En effet, il a signé un nombre important de chorégraphies et de mises en scène à Broadway. J’ai vu beaucoup de ses comédies musicales. J’aime particulièrement Le violon sur le toit que j’ai vue plusieurs fois. Les danses sont fantastiques. J’aime aussi beaucoup Gypsy. Même si je m’inscris en faux, beaucoup de critiques aux Etats-Unis condamnent Robbins pour son travail à Broadway qui, aux yeux des puristes, est incompatible avec un talent de « vrai » chorégraphe. Il aurait tué sa carrière pour le ballet en n’étant « qu’un » grand chorégraphe de Broadway. On lui a même dit que c’était une erreur pour lui de faire du ballet, il fallait qu’il se contente de la comédie musicale. Je pense que les critiques ont eu du mal à accepter le naturel qu’il faisait ressortir dans ses ballets, attendant quelque chose de plus complexe, sans se rendre compte que c’était justement unique, un style qui a marqué la danse et, qui plus est, représente un bonheur à danser. Par exemple, quand on danse un ballet de Balanchine tout est davantage tourné vers le public. Ce grand chorégraphe était très pointu sur la musique (il pouvait, de manière innée, travailler sur toutes les nuances harmoniques d’une partition complexe), mais on est moins en relation avec soi-même. L’approche est foncièrement différente. Jerome Robbins a arrêté de travailler pour Broadway car collaborer avec beaucoup de personnes à la fois, et les gérer, lui pesait. Il préférait être dans le studio, s’amuser avec ses danseurs. Broadway n’était plus gérable. Par ailleurs, il n’avait plus de problème d’argent : il avait donc envie avant tout de se faire plaisir. Enfin il faisait partie de ces personnes qui ont besoin de pouvoir tout contrôler. Difficile dans le cadre d’un musical !

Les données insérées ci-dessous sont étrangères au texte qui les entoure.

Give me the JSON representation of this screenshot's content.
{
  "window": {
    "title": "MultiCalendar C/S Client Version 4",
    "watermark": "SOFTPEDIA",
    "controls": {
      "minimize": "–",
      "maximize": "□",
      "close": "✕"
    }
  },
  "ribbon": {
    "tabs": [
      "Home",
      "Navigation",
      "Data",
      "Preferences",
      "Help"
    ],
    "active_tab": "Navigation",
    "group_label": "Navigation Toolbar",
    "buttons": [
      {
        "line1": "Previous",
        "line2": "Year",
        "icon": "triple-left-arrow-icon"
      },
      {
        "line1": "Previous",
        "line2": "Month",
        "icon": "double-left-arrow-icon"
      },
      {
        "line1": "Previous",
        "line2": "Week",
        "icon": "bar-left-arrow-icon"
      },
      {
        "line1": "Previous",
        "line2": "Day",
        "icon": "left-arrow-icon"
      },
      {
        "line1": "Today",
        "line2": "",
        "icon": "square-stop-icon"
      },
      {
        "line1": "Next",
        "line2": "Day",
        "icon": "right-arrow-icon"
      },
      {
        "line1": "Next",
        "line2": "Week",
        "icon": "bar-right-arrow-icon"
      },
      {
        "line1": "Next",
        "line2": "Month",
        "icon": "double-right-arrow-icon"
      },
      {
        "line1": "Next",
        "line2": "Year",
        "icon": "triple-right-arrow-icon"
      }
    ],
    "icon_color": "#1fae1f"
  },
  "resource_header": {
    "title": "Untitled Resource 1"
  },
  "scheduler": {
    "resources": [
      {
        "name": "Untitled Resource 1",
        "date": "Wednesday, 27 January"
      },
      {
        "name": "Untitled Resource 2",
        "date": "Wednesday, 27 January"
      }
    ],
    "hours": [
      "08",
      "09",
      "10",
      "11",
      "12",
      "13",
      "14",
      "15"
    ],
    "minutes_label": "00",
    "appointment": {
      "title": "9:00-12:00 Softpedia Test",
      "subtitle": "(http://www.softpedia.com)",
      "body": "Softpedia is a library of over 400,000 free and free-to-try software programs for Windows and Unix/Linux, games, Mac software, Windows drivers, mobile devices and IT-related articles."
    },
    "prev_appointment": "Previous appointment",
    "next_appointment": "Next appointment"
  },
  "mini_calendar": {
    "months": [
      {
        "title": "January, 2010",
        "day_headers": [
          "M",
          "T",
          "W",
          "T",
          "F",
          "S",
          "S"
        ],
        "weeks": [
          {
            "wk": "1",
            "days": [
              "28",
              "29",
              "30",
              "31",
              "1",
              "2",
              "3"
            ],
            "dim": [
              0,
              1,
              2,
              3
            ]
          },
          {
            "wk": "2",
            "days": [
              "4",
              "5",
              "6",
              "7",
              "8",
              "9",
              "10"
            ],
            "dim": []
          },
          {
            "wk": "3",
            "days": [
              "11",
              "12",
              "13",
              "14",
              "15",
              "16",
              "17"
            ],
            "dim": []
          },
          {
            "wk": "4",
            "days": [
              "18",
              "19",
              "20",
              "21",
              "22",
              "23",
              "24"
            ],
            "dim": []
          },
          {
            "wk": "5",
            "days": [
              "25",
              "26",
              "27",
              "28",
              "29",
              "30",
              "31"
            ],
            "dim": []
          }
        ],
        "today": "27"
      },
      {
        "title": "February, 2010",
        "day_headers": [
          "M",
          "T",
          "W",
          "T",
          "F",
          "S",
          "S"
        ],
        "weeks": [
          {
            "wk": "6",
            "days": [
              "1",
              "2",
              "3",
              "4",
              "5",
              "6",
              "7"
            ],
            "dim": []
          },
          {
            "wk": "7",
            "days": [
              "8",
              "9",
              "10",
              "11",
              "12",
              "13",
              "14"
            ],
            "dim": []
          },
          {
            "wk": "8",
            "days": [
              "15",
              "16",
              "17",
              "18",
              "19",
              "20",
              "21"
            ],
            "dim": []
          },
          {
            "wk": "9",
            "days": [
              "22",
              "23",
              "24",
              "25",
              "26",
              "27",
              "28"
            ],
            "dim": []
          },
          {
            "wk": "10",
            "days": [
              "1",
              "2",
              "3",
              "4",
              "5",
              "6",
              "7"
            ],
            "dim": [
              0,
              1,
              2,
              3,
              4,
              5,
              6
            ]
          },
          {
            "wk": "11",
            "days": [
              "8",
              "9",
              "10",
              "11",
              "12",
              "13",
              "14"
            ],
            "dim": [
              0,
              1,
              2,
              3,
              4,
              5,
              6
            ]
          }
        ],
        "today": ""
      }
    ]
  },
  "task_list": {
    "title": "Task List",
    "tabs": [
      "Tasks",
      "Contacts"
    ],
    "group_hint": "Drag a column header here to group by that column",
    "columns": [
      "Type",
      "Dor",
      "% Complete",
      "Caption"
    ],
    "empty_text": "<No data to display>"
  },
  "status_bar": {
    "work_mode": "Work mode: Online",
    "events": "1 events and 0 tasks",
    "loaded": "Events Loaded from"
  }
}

Seriez-vous tenté par l’aventure sur Broadway ?
J’ai déjà travaillé sur un projet, qui est pour l’heure à l’état de workshop avec Rachel Sheinkein au livret et Michael Fridman pour la musique. Nous devons nous y remettre, j’ai très très hâte ! L’expérience m’intéresse, même si je sais qu’il faut s’armer de patience : tout est très long à Broadway. Face aux exigences commerciales, il n’est pas toujours facile de se faire sa place avec un projet exigeant. Dans mon travail, je suis très attentif à la dramaturgie. Par exemple pour Petrouchka, l’oeuvre de Stravinsky, l’axe que nous avons choisi avec le scénographe Paul Cox se rapprochait de celui que l’on peut faire pour une comédie musicale. Nous avions axé notre travail autour du film muet, la partition s’y prêtait parfaitement. Ne pas me concentrer uniquement sur la chorégraphie me stimule : avoir une attention constante aux moindres détails pour que l’on comprenne tout, entre l’action, l’impact émotionnel… Voilà un défi qui me stimule. J’espère donc que d’ici quelques temps vous pourrez venir me voir sur Broadway !
Benjamin Millepied dansera dans les hommages à Jerome Robbins les :
13 septembre 14h30 dans Dances At A Gathering
18 septembre 19h30 dans Zakouski
19 septembre 19h30 dans Carousel
20 septembre 14h30 dans Dances at a gathering
21 septembre 14h30 dans West Side Story Suite et Carousel
Triade sera présenté du 20 au 30 septembre.